Nel discorso di chiusura del diciottesimo congresso del Partito Comunista, il futuro Presidente della Repubblica Popolare Cinese Xi Jimping ha ricordato che se la Cina ha bisogno di sapere di più sul mondo, il mondo ha bisogno di sapere di più sulla Cina. Francesco Sisci, giornalista e sinologo, lo conferma a Oxygen: «I cinesi sono molto più informati sull’estero di quanto gli stranieri lo siano sulla Cina.
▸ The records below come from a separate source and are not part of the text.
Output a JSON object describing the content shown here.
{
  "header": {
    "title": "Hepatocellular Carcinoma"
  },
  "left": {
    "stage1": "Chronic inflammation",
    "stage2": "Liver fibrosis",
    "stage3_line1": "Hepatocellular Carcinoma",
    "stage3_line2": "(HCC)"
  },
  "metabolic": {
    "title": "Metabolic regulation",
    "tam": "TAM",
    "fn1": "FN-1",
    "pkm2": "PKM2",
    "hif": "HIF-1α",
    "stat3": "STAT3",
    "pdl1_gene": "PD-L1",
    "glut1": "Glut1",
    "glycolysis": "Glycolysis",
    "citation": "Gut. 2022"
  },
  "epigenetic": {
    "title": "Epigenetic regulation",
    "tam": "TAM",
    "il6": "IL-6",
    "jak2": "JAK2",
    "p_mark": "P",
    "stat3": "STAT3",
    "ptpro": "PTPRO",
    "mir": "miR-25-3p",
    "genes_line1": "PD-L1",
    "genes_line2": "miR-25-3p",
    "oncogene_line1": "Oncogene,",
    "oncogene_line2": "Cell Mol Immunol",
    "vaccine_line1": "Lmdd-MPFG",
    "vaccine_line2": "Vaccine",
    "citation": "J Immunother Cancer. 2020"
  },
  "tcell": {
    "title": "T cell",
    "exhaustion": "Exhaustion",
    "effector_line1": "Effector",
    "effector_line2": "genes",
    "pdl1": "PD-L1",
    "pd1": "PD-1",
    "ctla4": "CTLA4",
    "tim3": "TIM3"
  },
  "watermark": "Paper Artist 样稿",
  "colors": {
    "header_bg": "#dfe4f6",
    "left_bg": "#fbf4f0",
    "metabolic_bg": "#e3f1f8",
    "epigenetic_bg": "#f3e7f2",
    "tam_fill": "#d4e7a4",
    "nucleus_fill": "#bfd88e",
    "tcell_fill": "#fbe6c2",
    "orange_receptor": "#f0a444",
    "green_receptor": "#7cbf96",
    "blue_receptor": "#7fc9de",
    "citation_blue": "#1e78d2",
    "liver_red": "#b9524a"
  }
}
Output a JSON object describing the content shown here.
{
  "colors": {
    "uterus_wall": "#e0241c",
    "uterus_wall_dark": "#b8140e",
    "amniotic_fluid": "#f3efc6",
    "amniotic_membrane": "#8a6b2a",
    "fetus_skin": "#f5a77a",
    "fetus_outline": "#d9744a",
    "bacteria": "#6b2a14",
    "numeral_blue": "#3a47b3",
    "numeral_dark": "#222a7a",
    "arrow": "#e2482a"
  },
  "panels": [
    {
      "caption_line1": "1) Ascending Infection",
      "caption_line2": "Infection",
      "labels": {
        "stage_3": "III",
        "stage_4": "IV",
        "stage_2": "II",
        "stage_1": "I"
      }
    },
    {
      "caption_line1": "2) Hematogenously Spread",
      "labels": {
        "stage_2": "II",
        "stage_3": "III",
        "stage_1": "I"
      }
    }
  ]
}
Pochissimi in occidente sanno cos’è la Cina adesso». E infatti, mentre tutto il mondo osservava il destino delle elezioni statunitensi, in pochi hanno percepito che in Cina – con la fine del congresso e la nomina di Xi Jimping a presidente e di Li Keqiang a premier – si stava contemporaneamente verificando una tappa molto significativa perché diversa da tutti i cambiamenti precedenti. «Gli ultimi 30 anni sono stati di riforme economiche, mentre i prossimi 30 saranno di riforma politica», prosegue Sisci. «Lo ha affermato Xi Jimping e, con un forte segnale non ufficiale, il primo gennaio la televisione centrale cinese ha annunciato che la Cina dovrà attuare riforme politiche tali da portare il sistema politico a essere come quello di altri Paesi. Certo con tempi e modi graduali e con grande prudenza». Si tratterà quindi di una

transizione democratica lenta: «La strategia è chiara, la tattica meno. Ma è così che si vincono tutte le guerre ed è questo che rende la Cina la nazione che è. Falliscono invece le politiche di quelle nazioni che vivono di tattiche ma sono ignare delle strategie da applicare». Difficile dire con sicurezza quando si comincerà a percepire l’effetto di queste riforme: «L’impatto e la portata di quelle economiche sono stati inizialmente minimi. Lanciate nel ’78, hanno cominciato a fare sentire i loro effetti solo nei primi anni Novanta. Ed è probabile che questo accada anche con le riforme politiche, di cui si sentirà l’impatto solo tra qualche anno». Ma alcuni cambiamenti sono già visibili: «Negli ultimi 10 anni abbiamo assistito a una graduale libertà di informazione su internet ed è stata concessa dal governo proprio per annunciare un futuro di libertà in senso più assoluto». È più azzardato, invece, fare dei pronostici su che cosa cambierà in termini di governance, di politica estera e interna. Per ora «sappiamo solo che ci sarà una profonda riorganizzazione dello Stato, che per esempio ridurrà drasticamente il numero dei ministeri, passando dagli attuali 40-44 a circa 23-27».